Laura Bickford, produtora de "Che", afirmou que já tinha há anos os direitos do livro que serviu como base para o filme e disse esperar que as discussões políticas daquele tempo incentivem uma reflexão atual.
| Dayanne Mikevis/Folha Online |
![]() |
| Laura Bickford (à esq.) disse que, apesar de autorização para filmar em Cuba, México e Porto Rico foram as locações usadas |
No entanto, tanto Bickford como o ator Benicio del Toro, que faz o papel de Ernesto Che Guevara e também assina a produção do filme, afirmaram que atualmente pegar em armas para mudar uma situação não é a solução desejada.
Bickford, que também foi produtora de "Traffic" (2000), deixou claro que nem chegou a pedir autorização para filmar em Cuba. "Eu sei que americanos não podem fazer negócios em Cuba por causa do embargo e que cubanos não podem fazer o mesmo nos Estados Unidos, por isso escolhemos outras locações".

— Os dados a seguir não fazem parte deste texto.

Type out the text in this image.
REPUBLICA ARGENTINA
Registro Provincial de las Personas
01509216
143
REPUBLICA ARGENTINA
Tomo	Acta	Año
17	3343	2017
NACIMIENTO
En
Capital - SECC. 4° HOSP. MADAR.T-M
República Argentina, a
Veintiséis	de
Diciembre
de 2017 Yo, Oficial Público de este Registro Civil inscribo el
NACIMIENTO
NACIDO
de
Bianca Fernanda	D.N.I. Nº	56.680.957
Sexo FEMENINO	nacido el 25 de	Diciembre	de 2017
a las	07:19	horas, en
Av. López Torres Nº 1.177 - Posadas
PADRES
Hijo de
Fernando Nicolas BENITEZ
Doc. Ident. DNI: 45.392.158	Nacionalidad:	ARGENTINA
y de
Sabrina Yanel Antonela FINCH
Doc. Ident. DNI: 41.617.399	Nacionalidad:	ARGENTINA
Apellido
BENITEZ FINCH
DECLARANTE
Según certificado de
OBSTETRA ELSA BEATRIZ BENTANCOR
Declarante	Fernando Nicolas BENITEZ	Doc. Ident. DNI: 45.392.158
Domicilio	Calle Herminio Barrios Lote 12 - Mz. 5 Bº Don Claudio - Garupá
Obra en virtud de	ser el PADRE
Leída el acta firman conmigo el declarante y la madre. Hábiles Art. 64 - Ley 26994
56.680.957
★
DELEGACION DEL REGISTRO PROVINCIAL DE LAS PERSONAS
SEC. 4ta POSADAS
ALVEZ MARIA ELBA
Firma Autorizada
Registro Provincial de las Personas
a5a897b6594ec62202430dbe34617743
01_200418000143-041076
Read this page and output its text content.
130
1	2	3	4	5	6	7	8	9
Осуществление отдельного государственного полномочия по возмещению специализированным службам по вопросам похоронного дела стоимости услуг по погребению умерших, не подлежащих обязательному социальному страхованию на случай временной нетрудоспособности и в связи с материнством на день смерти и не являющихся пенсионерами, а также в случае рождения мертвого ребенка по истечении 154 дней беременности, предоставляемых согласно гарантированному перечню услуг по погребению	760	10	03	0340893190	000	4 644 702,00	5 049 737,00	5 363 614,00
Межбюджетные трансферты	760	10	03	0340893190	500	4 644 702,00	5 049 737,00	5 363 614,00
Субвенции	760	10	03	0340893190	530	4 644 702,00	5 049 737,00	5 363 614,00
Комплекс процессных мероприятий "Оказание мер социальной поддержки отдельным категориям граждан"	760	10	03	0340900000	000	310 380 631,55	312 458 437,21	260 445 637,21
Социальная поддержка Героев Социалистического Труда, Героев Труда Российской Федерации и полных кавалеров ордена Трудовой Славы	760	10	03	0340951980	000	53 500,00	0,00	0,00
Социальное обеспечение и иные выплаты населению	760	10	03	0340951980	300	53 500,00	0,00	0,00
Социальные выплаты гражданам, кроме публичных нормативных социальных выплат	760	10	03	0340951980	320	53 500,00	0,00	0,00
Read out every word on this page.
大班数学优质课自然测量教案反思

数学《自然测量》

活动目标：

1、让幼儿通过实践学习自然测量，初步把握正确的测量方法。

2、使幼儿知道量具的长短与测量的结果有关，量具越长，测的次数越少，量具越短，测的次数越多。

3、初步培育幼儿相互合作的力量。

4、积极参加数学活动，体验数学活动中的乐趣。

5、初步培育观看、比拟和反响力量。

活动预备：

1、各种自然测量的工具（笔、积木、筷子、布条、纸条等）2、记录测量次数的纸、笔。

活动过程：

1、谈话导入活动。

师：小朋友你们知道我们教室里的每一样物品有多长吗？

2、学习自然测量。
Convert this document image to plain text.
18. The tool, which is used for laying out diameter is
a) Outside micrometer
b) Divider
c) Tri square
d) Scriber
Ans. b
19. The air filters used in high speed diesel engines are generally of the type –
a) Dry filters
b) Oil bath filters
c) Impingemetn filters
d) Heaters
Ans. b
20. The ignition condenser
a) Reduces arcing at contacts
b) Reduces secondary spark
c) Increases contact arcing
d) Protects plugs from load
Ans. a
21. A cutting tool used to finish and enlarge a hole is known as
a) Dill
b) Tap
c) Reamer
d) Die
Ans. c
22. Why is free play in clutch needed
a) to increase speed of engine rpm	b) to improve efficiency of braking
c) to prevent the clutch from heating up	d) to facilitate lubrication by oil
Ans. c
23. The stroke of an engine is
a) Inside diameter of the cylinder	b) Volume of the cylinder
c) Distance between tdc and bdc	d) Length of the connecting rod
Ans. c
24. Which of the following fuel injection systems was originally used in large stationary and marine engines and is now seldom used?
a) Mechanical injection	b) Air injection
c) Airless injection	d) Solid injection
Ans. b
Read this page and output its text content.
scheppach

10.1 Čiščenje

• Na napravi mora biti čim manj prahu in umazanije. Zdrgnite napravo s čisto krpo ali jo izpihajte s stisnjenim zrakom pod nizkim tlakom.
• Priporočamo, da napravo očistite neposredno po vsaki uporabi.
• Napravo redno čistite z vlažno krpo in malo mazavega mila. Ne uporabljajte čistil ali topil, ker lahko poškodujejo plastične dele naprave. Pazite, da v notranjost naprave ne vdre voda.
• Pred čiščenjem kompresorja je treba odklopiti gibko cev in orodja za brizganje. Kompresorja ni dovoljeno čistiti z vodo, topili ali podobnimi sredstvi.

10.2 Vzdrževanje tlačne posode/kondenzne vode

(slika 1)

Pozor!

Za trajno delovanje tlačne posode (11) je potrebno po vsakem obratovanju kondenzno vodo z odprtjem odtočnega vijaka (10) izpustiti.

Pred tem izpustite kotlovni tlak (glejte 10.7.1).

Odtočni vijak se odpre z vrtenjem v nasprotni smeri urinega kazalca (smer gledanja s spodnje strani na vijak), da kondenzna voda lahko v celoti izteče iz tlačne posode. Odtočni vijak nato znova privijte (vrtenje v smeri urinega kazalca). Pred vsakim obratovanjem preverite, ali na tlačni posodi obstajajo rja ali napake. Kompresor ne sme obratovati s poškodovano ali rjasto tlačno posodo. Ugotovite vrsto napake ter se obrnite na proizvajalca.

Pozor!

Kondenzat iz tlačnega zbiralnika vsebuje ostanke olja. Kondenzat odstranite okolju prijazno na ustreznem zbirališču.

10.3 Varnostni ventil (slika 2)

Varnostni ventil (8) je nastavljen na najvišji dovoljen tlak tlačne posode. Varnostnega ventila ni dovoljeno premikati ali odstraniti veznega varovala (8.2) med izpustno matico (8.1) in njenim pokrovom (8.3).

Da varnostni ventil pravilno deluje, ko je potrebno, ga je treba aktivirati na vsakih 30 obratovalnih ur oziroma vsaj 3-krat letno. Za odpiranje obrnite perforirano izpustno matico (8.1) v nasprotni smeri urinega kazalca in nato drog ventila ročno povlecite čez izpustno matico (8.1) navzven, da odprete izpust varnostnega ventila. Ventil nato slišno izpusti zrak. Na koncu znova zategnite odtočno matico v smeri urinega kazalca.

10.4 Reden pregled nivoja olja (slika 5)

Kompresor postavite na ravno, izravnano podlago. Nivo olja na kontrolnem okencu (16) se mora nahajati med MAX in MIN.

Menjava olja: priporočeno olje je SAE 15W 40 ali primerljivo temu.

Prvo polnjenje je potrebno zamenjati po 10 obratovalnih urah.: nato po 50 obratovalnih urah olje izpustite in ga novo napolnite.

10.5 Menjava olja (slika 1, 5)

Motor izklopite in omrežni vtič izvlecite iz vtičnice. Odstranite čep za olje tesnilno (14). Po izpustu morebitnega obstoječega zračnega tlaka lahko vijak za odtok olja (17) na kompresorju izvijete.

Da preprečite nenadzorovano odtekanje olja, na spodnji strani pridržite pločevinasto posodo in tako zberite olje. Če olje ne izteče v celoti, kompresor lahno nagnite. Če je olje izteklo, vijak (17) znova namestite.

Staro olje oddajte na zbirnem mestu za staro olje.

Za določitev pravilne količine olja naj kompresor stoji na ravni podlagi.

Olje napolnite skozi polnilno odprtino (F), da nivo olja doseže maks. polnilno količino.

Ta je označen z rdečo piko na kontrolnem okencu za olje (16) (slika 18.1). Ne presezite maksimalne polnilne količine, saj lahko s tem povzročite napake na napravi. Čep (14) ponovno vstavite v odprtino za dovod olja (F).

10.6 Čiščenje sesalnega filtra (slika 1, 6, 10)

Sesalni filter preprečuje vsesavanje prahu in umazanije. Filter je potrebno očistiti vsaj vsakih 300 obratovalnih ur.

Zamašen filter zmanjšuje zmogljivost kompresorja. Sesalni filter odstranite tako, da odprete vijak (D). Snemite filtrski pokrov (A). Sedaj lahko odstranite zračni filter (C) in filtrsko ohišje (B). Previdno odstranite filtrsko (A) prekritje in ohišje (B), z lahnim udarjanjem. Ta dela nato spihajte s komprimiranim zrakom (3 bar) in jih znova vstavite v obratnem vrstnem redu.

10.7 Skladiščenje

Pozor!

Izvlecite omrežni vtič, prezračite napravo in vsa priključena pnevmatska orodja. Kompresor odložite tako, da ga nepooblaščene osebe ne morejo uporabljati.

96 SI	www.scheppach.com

A produtora comentou diversas vezes sobre a questão do embargo e disse que, apesar de ser uma co-produção Estados Unidos, França e Espanha, não há dinheiro dos EUA envolvido no projeto.
"Che" utilizou locações em Porto Rico e no Estado mexicano de Campeche para gravar as cenas que se passam em Cuba. Bolívia e Espanha, além da Cidade do México também abrigaram filmagens da história.
Bickford também esclareceu que eles tiveram permissão para filmar em Cuba, onde devem apresentar "Che" no Festival de Havana, que ocorre de 2 a 12 de dezembro na capital cubana, segundo a produtora.